The conservative party chief himself called for a thorough shake-up of the leadership in his speech.
"Cadres who lack political conviction, are greedy, opportunistic, ambitious ... corrupt, bureaucratic and inefficient should play
no role in the future leadership of the party," he told committee members.
"The most virtuous and talented cadres should be chosen and presented to the ninth party congress to be elected to the central
committee," he said, according to a text published by the party's daily, Nhan Dan.
The raging debate over the leadership issue has forced the postponement of a party congress which was orginally scheduled for
March.
The central committee has repeatedly ducked the issue in recent months, giving no discussion at all to the problem at its last
meeting in January and postponing another meeting tentatively scheduled for last month.

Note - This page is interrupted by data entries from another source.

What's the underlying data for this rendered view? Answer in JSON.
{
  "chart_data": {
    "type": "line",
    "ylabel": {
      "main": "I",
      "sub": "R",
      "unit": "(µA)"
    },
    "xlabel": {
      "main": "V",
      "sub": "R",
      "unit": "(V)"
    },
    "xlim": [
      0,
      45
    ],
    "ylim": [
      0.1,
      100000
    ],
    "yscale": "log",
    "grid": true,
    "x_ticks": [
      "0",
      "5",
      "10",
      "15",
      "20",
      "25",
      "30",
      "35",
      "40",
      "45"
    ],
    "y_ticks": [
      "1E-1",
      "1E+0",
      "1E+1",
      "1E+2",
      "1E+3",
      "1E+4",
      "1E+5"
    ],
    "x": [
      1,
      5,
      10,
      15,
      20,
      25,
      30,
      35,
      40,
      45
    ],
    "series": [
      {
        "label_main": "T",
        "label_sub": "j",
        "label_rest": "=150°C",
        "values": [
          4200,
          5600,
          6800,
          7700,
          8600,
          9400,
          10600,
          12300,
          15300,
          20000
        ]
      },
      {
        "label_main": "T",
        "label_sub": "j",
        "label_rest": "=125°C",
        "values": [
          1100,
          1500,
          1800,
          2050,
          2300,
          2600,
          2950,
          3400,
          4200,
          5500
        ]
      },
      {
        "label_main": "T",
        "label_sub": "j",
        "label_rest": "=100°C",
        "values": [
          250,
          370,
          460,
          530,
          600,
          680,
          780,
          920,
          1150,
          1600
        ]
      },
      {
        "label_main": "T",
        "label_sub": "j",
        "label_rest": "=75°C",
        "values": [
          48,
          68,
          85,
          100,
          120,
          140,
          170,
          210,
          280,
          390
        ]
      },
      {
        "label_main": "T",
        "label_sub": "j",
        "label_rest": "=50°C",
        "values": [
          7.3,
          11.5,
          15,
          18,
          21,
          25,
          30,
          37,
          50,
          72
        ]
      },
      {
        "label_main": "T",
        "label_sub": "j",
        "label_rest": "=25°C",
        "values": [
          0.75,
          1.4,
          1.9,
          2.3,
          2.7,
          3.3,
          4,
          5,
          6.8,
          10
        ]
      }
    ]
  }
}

It has been an unedifying spectacle for a ruling party which has always made it a point of honour not to wash its dirty linen in
public.
The party congress is now tentatively scheduled for the third week of April, officials say.
Preparations are already under way for an event that is regarded with an almost religious reverence here, even though it only
ever rubberstamps a consensus that has been painstakingly thrashed out in advance.
Earlier this week, the official media reported that the government had issued a decree banning demonstrations in big cities until
the end of April to prevent any disturbances during the congress.
A propaganda exhibition sponsored by the culture and information ministry to welcome the congress also opened in the capital
on Tuesday.
Agence France Presse - March 23, 2001.